Les professionnels du vin sont particulièrement catastrophés. Dans le Bordelais, Dominique Guignard écrase des feuilles gelées de vigne dans ses mains. « Ca casse comme du verre parce qu’il n’y a plus d’eau, ça s’est desséché complétement, il n’y a plus de vie », explique le président du syndicat viticole des Graves. Cet épisode est « l’un des plus sérieux des dernières décennies » et cela va amputer la production de l’année, a estimé le CNIV (Comité National des Interprofessions des Vins à appellation d’origine et à indication géographique). « On sait déjà qu’on va avoir une très faible récolte en 2021 », a déclaré à l’AFP son président Jean-Marie Barillère.

« Il y a énormément de détresse, énormément d’émotion », a déclaré le ministre de l’agriculture Julien Denormandie vendredi matin sur BFMTV, quelques heures avant de se rendre en Indre-et-Loire, pour apporter son soutien à la filière viticole, puis d’aller samedi chez des arboriculteurs de la Vallée du Rhône. « On est en train de faire toutes les évaluations. (…) Ce que l’on sait de manière certaine, c’est que l’épisode a été dramatique. La situation est inédite, exceptionnelle, elle concerne à la fois la viticulture, à la fois l’arboriculture, à la fois les grandes cultures », a-t-il ajouté.

« C’est un phénomène national. On peut essayer de remonter dans l’histoire, il y a eu des épisodes en 1991, 1997, 2003 mais là, d’après moi, on dépasse tous les indicateurs qui laissent entendre que c’est beaucoup plus sérieux que les gels antérieurs », relève Jérôme Despey secrétaire général de la FNSEA et lui-même viticulteur dans l’Hérault. Les pertes ne sont pas encore chiffrées – les professionnels s’accordent à dire qu’il faudra attendre plusieurs jours – mais les premières constatations dessinent un phénomène d’ampleur.

Le gel a frappé des cultures – vignes et arbres fruitiers – dont la floraison était bien entamée, à la faveur des températures douces qui avaient précédé. Julien Denormandie a annoncé qu’il allait « lancer la mise en œuvre » du régime des calamités agricoles, notamment abondé par l’Etat, pour venir en aide à l’arboriculture. Il a par ailleurs rappelé que ce dispositif n’était pas appelé à intervenir dans les cas où une assurance peut être souscrite, comme pour les grandes cultures ou les vignobles. « Malheureusement trop peu d’hectares de vignes sont protégés.

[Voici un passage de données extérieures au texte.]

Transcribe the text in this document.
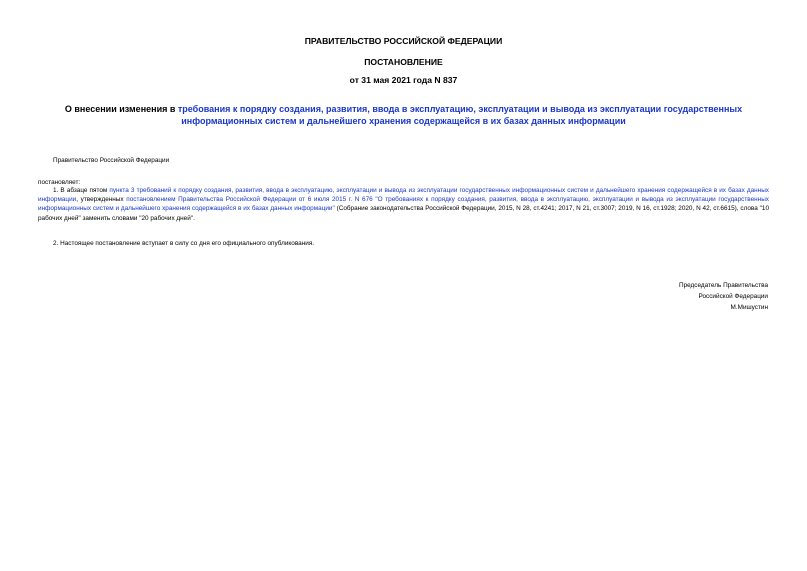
ПРАВИТЕЛЬСТВО РОССИЙСКОЙ ФЕДЕРАЦИИ
ПОСТАНОВЛЕНИЕ
от 31 мая 2021 года N 837
О внесении изменения в требования к порядку создания, развития, ввода в эксплуатацию, эксплуатации и вывода из эксплуатации государственных информационных систем и дальнейшего хранения содержащейся в их базах данных информации
Правительство Российской Федерации
постановляет:
1. В абзаце пятом пункта 3 требований к порядку создания, развития, ввода в эксплуатацию, эксплуатации и вывода из эксплуатации государственных информационных систем и дальнейшего хранения содержащейся в их базах данных информации, утвержденных постановлением Правительства Российской Федерации от 6 июля 2015 г. N 676 "О требованиях к порядку создания, развития, ввода в эксплуатацию, эксплуатации и вывода из эксплуатации государственных информационных систем и дальнейшего хранения содержащейся в их базах данных информации" (Собрание законодательства Российской Федерации, 2015, N 28, ст.4241; 2017, N 21, ст.3007; 2019, N 16, ст.1928; 2020, N 42, ст.6615), слова "10 рабочих дней" заменить словами "20 рабочих дней".
2. Настоящее постановление вступает в силу со дня его официального опубликования.
Председатель Правительства
Российской Федерации
М.Мишустин
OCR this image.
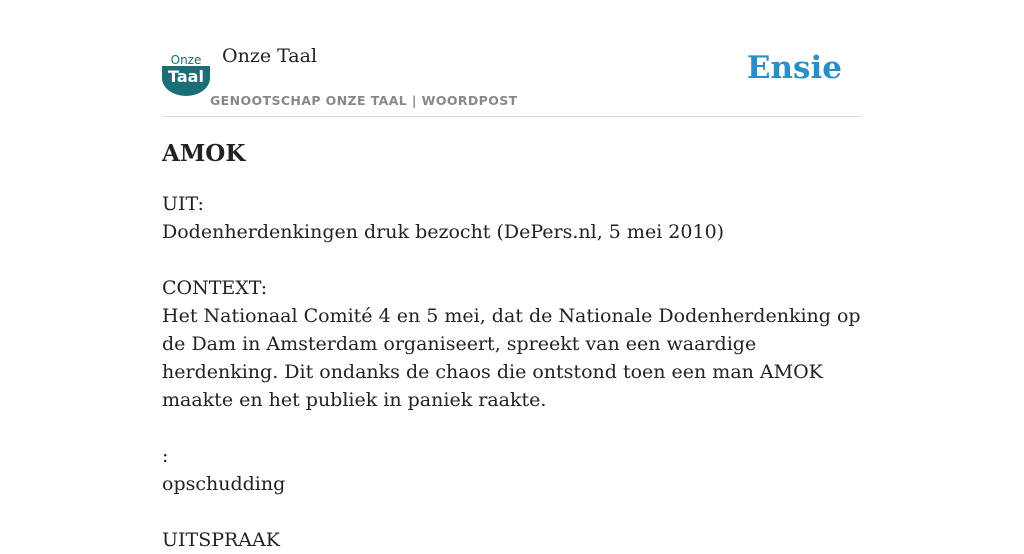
Onze
Taal
Onze Taal
GENOOTSCHAP ONZE TAAL | WOORDPOST
Ensie
AMOK
UIT:
Dodenherdenkingen druk bezocht (DePers.nl, 5 mei 2010)
CONTEXT:
Het Nationaal Comité 4 en 5 mei, dat de Nationale Dodenherdenking op de Dam in Amsterdam organiseert, spreekt van een waardige herdenking. Dit ondanks de chaos die ontstond toen een man AMOK maakte en het publiek in paniek raakte.
:
opschudding
UITSPRAAK
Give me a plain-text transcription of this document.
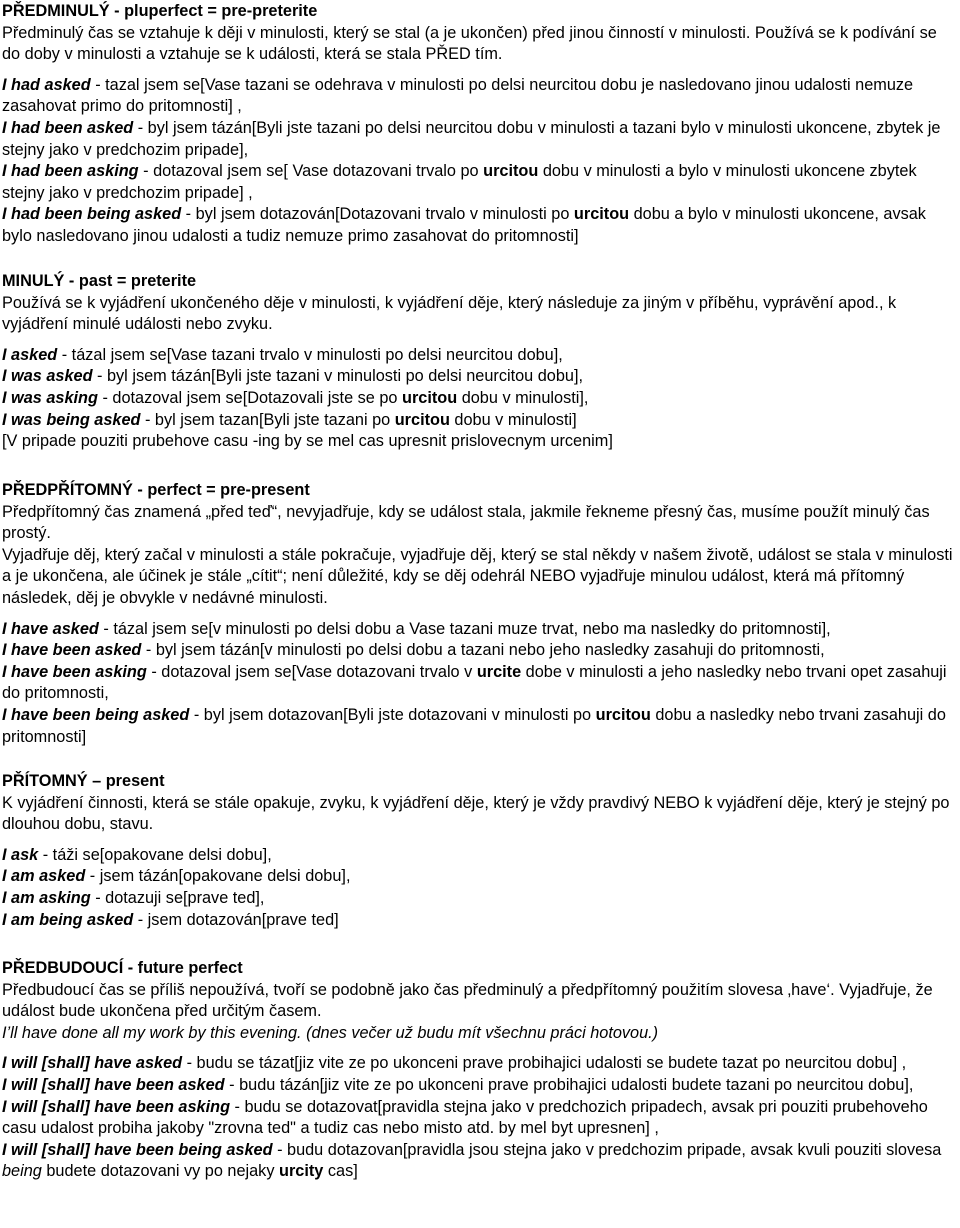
PŘEDMINULÝ - pluperfect = pre-preterite

Předminulý čas se vztahuje k ději v minulosti, který se stal (a je ukončen) před jinou činností v minulosti. Používá se k podívání se do doby v minulosti a vztahuje se k události, která se stala PŘED tím.

I had asked - tazal jsem se[Vase tazani se odehrava v minulosti po delsi neurcitou dobu je nasledovano jinou udalosti nemuze zasahovat primo do pritomnosti] ,

I had been asked - byl jsem tázán[Byli jste tazani po delsi neurcitou dobu v minulosti a tazani bylo v minulosti ukoncene, zbytek je stejny jako v predchozim pripade],

I had been asking - dotazoval jsem se[ Vase dotazovani trvalo po urcitou dobu v minulosti a bylo v minulosti ukoncene zbytek stejny jako v predchozim pripade] ,

I had been being asked - byl jsem dotazován[Dotazovani trvalo v minulosti po urcitou dobu a bylo v minulosti ukoncene, avsak bylo nasledovano jinou udalosti a tudiz nemuze primo zasahovat do pritomnosti]

MINULÝ - past = preterite

Používá se k vyjádření ukončeného děje v minulosti, k vyjádření děje, který následuje za jiným v příběhu, vyprávění apod., k vyjádření minulé události nebo zvyku.

I asked - tázal jsem se[Vase tazani trvalo v minulosti po delsi neurcitou dobu],

I was asked - byl jsem tázán[Byli jste tazani v minulosti po delsi neurcitou dobu],

I was asking - dotazoval jsem se[Dotazovali jste se po urcitou dobu v minulosti],

I was being asked - byl jsem tazan[Byli jste tazani po urcitou dobu v minulosti]

[V pripade pouziti prubehove casu -ing by se mel cas upresnit prislovecnym urcenim]

PŘEDPŘÍTOMNÝ - perfect = pre-present

Předpřítomný čas znamená „před teď“, nevyjadřuje, kdy se událost stala, jakmile řekneme přesný čas, musíme použít minulý čas prostý.

Vyjadřuje děj, který začal v minulosti a stále pokračuje, vyjadřuje děj, který se stal někdy v našem životě, událost se stala v minulosti a je ukončena, ale účinek je stále „cítit“; není důležité, kdy se děj odehrál NEBO vyjadřuje minulou událost, která má přítomný následek, děj je obvykle v nedávné minulosti.

I have asked - tázal jsem se[v minulosti po delsi dobu a Vase tazani muze trvat, nebo ma nasledky do pritomnosti],

I have been asked - byl jsem tázán[v minulosti po delsi dobu a tazani nebo jeho nasledky zasahuji do pritomnosti,

I have been asking - dotazoval jsem se[Vase dotazovani trvalo v urcite dobe v minulosti a jeho nasledky nebo trvani opet zasahuji do pritomnosti,

I have been being asked - byl jsem dotazovan[Byli jste dotazovani v minulosti po urcitou dobu a nasledky nebo trvani zasahuji do pritomnosti]

PŘÍTOMNÝ – present

K vyjádření činnosti, která se stále opakuje, zvyku, k vyjádření děje, který je vždy pravdivý NEBO k vyjádření děje, který je stejný po dlouhou dobu, stavu.

I ask - táži se[opakovane delsi dobu],

I am asked - jsem tázán[opakovane delsi dobu],

I am asking - dotazuji se[prave ted],

I am being asked - jsem dotazován[prave ted]

PŘEDBUDOUCÍ - future perfect

Předbudoucí čas se příliš nepoužívá, tvoří se podobně jako čas předminulý a předpřítomný použitím slovesa ‚have‘. Vyjadřuje, že událost bude ukončena před určitým časem.

I’ll have done all my work by this evening. (dnes večer už budu mít všechnu práci hotovou.)

I will [shall] have asked - budu se tázat[jiz vite ze po ukonceni prave probihajici udalosti se budete tazat po neurcitou dobu] ,

I will [shall] have been asked - budu tázán[jiz vite ze po ukonceni prave probihajici udalosti budete tazani po neurcitou dobu],

I will [shall] have been asking - budu se dotazovat[pravidla stejna jako v predchozich pripadech, avsak pri pouziti prubehoveho casu udalost probiha jakoby "zrovna ted" a tudiz cas nebo misto atd. by mel byt upresnen] ,

I will [shall] have been being asked - budu dotazovan[pravidla jsou stejna jako v predchozim pripade, avsak kvuli pouziti slovesa being budete dotazovani vy po nejaky urcity cas]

Sur 800 000 hectares en France seuls 200 000 sont assurés », dit à l’AFP Jérôme Despey, de la FNSEA.

Les céréales aussi

Dans ses vergers, Daniel Betton, arboriculteur dans la Drôme, inspecte ses abricotiers. « Tout les fruits ils ne paraissent pas, mais dès qu’on les ouvre, on voit que c’est nécrosé, les cellules ont éclaté, le fruit ne va pas grossir il va tomber », décrit-il à l’AFP, en prédisant que « la récolte est perdue pour cette année complètement ».

Dans les plaines, « on est très, très inquiet de l’impact du gel sur les céréales, sans pouvoir en tirer un bilan très fiable à l’heure qu’il est », a déclaré à l’AFP Eric Thirouin, président du syndicat des producteurs de blé AGPB. « On va être obligé d’attendre quelques jours pour voir si on a des cultures qui sont passées au travers et d’autres pas du tout, puisqu’on est à des stades assez différenciés d’une parcelle à l’autre », a-t-il poursuivi, résumant l’état d’esprit : « On est tendu et angoissé, on va attendre une huitaine de jours, peut-être un peu plus, pour en savoir plus. »

Pour Jérôme Despey, il est urgent que des mesures de prise en charge des cotisations sociales soient mises en œuvre par la Mutualité sociale agricole et que « nous puissions bénéficier de l’exonération de la taxe sur le foncier non bâti ».

« Il faut aussi que l’État s’engage à une réflexion sur le régime des calamités agricoles et de la gestion des risques et notamment de l’assurance pour permettre de mieux affronter ces risques, qui sont de plus en plus violents suite au changement climatique », a-t-il dit.